While the Australian dollar did slip almost 4 U.S. cents last week to trade around 90 cents early on Monday, it is still stronger than it was at the end of last year, when it fetched 89.03 cents. In contrast, Australia’s two major export earners, iron ore and coal, have dropped dramatically. Spot Asian iron ore .IO62-CNI=SI has fallen 39 percent so far this year, hitting $82 a tonne on Sept. 12, a five-year low.

Thermal coal at Australia’s Newcastle Port, an Asian benchmark, dropped to $66.07 a tonne in the week ended Sept. 5, a five-year low and down 23 percent from the start of the year. What is clear is that commodity currencies have failed to respond this year to weaker commodity prices in the way they did in the 2008 global recession.

CORRELATION BREAKDOWN

When Newcastle coal dropped from its record high of $194.79 a tonne in July 2008 to $60.30 by March 2009, the Australian dollar dropped from 97 cents to near to 60 cents between July and October 2008.

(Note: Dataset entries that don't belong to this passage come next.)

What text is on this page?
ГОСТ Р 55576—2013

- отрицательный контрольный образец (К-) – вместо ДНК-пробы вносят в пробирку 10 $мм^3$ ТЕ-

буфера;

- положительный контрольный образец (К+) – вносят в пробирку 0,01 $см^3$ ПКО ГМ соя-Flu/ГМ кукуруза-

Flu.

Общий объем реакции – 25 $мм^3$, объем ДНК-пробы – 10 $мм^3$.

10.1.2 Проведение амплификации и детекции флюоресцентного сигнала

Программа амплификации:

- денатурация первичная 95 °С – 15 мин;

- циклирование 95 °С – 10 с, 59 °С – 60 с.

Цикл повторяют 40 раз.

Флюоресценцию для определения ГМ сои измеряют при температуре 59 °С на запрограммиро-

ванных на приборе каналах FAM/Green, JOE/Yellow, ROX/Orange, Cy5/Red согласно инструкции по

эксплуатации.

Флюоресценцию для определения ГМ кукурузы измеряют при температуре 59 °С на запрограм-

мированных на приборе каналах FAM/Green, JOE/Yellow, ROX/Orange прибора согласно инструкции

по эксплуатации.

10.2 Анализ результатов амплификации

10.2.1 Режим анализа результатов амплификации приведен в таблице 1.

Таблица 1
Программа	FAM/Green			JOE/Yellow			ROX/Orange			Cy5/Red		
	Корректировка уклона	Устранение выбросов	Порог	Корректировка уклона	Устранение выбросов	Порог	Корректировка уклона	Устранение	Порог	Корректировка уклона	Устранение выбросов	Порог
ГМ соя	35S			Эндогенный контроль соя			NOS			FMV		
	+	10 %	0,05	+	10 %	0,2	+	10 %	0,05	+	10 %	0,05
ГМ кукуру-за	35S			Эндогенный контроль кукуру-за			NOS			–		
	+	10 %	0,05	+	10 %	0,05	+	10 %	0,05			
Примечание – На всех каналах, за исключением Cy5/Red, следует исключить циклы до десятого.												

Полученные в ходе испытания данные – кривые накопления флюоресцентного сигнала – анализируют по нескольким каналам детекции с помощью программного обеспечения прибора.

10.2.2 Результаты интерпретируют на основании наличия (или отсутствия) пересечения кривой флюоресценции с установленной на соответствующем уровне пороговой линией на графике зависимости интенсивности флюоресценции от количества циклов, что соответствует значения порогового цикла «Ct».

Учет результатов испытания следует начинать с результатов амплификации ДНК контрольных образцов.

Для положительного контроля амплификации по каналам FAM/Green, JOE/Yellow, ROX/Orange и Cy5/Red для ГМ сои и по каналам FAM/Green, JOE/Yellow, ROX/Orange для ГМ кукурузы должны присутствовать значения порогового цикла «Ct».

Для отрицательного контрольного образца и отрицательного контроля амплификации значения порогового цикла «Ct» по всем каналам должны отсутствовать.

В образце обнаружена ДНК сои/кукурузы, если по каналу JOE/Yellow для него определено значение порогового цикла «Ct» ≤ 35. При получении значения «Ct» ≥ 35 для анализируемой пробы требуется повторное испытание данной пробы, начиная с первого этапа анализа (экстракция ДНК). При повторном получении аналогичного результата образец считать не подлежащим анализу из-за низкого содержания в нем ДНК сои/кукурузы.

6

However, as coal and iron ore prices recovered, the Australian dollar rallied with them.

Coal more than doubled from its 2009 low to reach $136.30 a tonne by January 2011, while iron ore went from $59.50 a tonne in October 2008 to $191.90 by February 2011.

The Australian dollar rose some 83 percent from its 2008 low to reach a record high of just above $1.10 by July 2011.

If the relationship between coal, iron ore and the Australian dollar in the 2008 crash and recovery had been replicated in the present commodity price weakness, the Australian currency should be somewhere around 75 U.S. cents.